Ese mismo mecanismo explica el apego evitativo, ese péndulo que no descansa: querer sin querer, acercarse y huir, amar desde el guión aprendido más que desde la piel. Como besar a través de un cristal, el gesto está, pero sin calor, solo una huella de vaho.

Se desea el vínculo en la distancia, se anhela la intimidad, pero sin el vértigo real de estar dentro del beso.

Se desea desde la distancia, se necesita con el freno puesto, se ama desde lo aprendido. Todos son emociones enlatadas, como las conservas de pescado que le echamos a las ensaladas.

Nadar y guardar la ropa, se dice de toda la vida.

Lo curioso es que este patrón no es propiedad de los amores. Está también en nuestros hábitos: comemos la calma que nunca llega, bebemos la tregua que nunca dura, encendemos pantallas que no iluminan de verdad. Y repetimos porque nos resulta familiar. Nos duele, pero es una herida conocida, y lo conocido siempre parece más seguro que lo incierto...

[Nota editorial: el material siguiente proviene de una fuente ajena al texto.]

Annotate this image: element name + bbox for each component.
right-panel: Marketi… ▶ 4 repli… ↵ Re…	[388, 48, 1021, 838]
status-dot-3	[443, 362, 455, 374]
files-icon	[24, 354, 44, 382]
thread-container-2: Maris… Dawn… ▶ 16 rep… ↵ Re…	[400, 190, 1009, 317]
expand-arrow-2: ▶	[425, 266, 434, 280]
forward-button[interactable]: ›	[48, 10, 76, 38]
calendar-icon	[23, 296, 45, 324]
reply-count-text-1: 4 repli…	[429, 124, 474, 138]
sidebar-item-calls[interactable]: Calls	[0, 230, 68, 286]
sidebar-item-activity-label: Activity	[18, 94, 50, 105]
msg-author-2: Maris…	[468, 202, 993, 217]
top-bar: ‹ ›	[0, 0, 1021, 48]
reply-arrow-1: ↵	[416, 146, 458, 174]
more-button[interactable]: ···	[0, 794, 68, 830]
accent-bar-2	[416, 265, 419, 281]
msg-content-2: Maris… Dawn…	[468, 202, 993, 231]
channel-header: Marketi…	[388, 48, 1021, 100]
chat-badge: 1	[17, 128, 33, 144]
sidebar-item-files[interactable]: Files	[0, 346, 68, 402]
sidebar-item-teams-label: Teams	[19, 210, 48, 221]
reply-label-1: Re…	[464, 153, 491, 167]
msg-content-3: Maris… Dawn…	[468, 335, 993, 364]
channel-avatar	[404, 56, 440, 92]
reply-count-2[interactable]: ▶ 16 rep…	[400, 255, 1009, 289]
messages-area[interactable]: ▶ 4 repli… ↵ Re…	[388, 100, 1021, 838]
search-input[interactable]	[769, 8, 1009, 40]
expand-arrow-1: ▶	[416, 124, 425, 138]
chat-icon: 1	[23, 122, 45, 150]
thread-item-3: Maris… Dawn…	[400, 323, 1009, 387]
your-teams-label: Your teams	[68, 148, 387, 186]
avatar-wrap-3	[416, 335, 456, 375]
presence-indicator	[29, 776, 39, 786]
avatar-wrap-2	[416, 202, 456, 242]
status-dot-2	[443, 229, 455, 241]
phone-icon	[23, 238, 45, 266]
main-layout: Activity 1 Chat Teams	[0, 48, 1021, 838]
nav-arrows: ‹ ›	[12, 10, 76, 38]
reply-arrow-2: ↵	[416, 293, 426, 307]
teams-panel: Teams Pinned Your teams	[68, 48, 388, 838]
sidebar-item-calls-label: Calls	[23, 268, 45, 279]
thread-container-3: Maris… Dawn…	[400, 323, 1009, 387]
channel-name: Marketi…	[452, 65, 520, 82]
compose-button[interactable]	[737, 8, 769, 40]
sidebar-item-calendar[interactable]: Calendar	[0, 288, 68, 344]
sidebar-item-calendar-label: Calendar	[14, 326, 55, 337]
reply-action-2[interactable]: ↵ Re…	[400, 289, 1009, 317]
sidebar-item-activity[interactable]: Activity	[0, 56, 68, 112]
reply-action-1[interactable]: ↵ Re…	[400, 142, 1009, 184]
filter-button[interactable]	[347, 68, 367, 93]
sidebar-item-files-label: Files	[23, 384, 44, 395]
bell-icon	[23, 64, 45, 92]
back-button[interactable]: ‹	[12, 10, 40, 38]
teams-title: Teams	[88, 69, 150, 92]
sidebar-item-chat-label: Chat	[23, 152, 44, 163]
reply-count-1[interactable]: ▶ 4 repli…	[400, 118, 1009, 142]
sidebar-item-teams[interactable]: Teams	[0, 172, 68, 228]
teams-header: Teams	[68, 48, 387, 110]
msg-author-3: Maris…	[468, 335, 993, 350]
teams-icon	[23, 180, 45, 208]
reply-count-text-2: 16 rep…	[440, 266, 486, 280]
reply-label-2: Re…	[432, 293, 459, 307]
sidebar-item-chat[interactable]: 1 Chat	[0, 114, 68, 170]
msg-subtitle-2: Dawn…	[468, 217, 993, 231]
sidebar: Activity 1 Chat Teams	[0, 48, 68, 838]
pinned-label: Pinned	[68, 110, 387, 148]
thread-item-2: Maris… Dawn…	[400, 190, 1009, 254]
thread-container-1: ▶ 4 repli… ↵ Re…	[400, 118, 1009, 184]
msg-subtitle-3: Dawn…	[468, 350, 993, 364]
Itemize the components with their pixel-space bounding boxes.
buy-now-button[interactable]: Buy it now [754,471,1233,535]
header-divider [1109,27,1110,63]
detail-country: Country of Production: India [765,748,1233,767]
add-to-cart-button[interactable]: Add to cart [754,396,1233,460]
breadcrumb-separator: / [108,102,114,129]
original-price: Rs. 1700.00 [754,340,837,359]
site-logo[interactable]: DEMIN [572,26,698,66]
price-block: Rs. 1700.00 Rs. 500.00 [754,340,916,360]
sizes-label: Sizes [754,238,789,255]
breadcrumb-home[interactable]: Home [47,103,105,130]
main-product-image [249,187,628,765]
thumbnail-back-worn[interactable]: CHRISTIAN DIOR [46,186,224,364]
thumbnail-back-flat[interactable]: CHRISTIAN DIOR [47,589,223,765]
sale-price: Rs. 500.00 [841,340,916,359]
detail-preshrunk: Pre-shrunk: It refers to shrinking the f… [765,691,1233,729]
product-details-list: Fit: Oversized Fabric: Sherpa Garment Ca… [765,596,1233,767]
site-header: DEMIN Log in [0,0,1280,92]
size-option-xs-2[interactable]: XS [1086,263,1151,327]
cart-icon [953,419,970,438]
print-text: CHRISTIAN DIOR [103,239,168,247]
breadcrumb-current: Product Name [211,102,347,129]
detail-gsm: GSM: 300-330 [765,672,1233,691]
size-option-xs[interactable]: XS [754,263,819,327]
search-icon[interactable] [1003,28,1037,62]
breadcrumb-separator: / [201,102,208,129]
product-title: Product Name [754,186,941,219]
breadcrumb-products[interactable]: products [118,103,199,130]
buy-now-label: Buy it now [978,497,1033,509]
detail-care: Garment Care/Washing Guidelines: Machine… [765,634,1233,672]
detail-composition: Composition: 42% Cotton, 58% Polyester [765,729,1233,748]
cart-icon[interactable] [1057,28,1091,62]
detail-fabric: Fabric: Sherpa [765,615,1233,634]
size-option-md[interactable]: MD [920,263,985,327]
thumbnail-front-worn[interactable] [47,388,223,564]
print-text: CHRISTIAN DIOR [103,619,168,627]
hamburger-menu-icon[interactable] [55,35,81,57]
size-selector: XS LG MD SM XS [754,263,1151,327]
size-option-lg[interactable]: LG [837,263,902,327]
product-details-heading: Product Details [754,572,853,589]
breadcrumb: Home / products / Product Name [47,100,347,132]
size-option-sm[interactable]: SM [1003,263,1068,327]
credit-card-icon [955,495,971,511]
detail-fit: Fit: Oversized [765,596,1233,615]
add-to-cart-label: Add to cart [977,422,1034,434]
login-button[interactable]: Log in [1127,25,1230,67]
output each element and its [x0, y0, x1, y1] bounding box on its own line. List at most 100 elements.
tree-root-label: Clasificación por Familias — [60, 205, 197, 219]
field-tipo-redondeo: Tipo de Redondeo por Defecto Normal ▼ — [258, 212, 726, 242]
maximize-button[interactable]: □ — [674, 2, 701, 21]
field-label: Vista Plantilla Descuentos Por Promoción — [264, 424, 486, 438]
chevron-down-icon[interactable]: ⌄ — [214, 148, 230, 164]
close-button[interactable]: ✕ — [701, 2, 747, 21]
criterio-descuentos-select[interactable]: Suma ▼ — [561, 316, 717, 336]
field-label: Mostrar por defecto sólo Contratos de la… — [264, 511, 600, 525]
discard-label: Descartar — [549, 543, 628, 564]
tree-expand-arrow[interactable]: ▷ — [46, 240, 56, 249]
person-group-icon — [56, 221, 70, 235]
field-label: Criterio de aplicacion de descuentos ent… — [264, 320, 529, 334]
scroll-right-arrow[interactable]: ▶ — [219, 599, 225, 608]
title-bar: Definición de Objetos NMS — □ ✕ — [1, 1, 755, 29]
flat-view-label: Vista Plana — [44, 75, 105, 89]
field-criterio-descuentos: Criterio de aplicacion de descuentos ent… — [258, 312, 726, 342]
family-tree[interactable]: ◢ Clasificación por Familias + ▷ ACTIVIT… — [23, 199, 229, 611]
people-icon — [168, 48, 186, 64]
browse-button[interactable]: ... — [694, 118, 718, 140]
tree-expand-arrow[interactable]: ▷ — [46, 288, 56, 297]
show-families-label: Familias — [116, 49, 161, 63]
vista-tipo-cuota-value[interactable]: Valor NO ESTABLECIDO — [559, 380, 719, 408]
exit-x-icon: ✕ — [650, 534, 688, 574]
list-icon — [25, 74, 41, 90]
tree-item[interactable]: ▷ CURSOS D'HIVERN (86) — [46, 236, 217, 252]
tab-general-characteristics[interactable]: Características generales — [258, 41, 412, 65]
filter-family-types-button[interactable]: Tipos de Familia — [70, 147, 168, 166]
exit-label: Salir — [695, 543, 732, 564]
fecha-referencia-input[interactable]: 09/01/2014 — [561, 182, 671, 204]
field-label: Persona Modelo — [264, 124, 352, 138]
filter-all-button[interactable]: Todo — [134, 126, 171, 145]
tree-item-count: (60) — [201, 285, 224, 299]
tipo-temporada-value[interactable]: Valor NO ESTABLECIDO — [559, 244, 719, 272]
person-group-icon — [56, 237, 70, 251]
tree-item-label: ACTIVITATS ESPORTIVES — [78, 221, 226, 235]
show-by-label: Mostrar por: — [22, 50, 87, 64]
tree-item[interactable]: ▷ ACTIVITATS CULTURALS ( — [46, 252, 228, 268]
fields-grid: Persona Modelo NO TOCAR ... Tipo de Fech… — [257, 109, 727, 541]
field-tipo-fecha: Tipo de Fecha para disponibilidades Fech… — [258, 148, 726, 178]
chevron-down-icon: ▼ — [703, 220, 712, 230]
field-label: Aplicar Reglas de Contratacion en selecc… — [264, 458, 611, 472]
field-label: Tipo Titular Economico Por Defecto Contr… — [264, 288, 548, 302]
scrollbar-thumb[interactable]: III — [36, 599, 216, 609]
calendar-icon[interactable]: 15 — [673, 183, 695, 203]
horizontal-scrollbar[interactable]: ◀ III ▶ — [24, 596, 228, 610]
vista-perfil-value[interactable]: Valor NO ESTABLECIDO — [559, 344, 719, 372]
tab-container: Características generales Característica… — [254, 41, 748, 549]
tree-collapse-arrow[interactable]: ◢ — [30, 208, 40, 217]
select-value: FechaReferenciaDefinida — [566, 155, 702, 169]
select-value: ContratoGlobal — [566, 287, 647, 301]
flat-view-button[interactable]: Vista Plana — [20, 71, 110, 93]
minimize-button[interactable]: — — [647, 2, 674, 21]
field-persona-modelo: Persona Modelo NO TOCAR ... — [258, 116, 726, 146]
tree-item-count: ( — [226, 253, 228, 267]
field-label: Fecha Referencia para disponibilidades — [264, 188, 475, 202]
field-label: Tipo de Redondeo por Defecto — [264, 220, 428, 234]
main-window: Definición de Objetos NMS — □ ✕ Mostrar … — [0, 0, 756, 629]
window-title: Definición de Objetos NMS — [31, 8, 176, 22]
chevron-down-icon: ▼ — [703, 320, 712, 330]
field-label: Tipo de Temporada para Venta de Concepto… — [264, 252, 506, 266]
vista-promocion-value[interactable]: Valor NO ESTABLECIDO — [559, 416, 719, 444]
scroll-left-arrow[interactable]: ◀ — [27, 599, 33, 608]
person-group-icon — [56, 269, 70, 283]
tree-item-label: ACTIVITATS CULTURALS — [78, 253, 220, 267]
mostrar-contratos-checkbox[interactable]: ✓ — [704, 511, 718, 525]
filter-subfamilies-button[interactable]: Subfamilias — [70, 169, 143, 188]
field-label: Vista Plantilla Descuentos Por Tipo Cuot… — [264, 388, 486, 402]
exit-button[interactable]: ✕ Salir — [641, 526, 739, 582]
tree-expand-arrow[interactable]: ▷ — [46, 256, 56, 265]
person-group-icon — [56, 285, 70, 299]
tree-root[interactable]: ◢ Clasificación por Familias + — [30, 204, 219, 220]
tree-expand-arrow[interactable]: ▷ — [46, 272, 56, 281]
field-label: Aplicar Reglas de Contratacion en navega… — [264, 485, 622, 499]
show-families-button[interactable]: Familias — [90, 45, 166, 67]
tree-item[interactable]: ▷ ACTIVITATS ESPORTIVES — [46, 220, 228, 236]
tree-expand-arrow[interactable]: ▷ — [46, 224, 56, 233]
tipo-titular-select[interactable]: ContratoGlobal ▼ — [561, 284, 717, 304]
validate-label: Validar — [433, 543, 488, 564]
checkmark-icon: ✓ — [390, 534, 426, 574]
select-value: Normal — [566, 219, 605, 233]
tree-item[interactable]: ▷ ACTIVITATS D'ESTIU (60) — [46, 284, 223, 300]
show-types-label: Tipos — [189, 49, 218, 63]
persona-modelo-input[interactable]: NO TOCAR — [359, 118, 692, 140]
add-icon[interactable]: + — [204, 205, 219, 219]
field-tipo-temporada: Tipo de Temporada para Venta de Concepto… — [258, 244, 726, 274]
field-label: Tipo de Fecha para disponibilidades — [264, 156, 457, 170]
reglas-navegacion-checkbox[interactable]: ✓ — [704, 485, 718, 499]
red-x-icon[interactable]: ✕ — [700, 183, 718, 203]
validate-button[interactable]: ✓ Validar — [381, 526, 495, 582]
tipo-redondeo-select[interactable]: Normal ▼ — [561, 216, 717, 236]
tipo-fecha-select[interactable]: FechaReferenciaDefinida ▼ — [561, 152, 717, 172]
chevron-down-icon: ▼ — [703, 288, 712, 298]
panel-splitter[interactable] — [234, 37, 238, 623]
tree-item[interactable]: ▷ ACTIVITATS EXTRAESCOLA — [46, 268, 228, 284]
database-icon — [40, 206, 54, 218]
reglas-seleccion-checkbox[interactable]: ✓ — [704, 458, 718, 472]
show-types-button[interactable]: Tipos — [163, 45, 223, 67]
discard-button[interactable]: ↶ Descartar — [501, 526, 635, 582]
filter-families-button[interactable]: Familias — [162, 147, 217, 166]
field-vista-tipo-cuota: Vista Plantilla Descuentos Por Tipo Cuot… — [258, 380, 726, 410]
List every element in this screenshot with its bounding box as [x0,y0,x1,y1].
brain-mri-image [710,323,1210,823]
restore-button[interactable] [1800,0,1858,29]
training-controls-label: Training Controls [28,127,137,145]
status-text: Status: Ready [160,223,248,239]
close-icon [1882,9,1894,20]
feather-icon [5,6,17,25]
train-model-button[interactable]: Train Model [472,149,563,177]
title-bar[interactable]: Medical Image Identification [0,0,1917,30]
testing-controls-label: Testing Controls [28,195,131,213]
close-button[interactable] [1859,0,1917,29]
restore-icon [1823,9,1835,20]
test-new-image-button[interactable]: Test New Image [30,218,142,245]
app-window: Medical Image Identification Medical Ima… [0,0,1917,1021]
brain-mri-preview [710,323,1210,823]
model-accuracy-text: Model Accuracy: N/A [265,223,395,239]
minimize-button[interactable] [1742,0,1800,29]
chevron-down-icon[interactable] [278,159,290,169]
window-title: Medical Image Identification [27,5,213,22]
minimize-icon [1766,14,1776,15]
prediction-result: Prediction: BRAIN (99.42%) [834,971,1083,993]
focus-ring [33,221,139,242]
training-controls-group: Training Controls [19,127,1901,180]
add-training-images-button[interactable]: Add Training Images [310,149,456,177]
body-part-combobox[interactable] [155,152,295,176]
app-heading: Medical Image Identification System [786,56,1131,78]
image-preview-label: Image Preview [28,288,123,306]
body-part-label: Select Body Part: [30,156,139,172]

Kierkegaard habla de esta paradoja como un disfraz del miedo, la usamos para sentirnos seguros, aunque en cada repetición la vida real se nos escape. Heidegger lo llamaba vivir en el "uno", actuar como todos actúan sin habitarnos de verdad. Y Freud vio que en la compulsión a la repetición está la prueba de que el inconsciente busca consuelo en lo que ya conoce aunque nos destruya.


El apego evitativo no es otro que la compulsión trasladada al amor, al deseo, a la comida e incluso a las necesidades fisioligicas: nos aferramos a la estructura del vínculo, a los ritos, a la inercia de "seguir estando", pero evitamos la vulnerabilidad del presente, donde ocurre lo verdadero. La emoción viva siempre es riesgo.


Pero así es también nuestro apego a las personas. Amamos la costumbre, amamos el recuerdo romantizado de aquello que fue de muchas maneras y elegimos quedarnos con la versión dulce, siempre. Pero amamos fantasmas, porque ese amor no habita en la emoción presente, es la inercia del pasado, la seguridad de la puta costumbre. La silueta está, incluso la sensación, pero el alma ya no...

Amar desde la costumbre es dormir con un fantasma.

Lo difícil está en reconocerlo, cuando sientas en la misma mesa a la consciencia, cuestionarnos irremediablemente sobre el miedo. La costumbre ancla más que el amor, pero el verdadero, que desordena, que arriesga, solo existe en la carne y en la piel, donde no hay guión ni edición, solo temblor en vivo.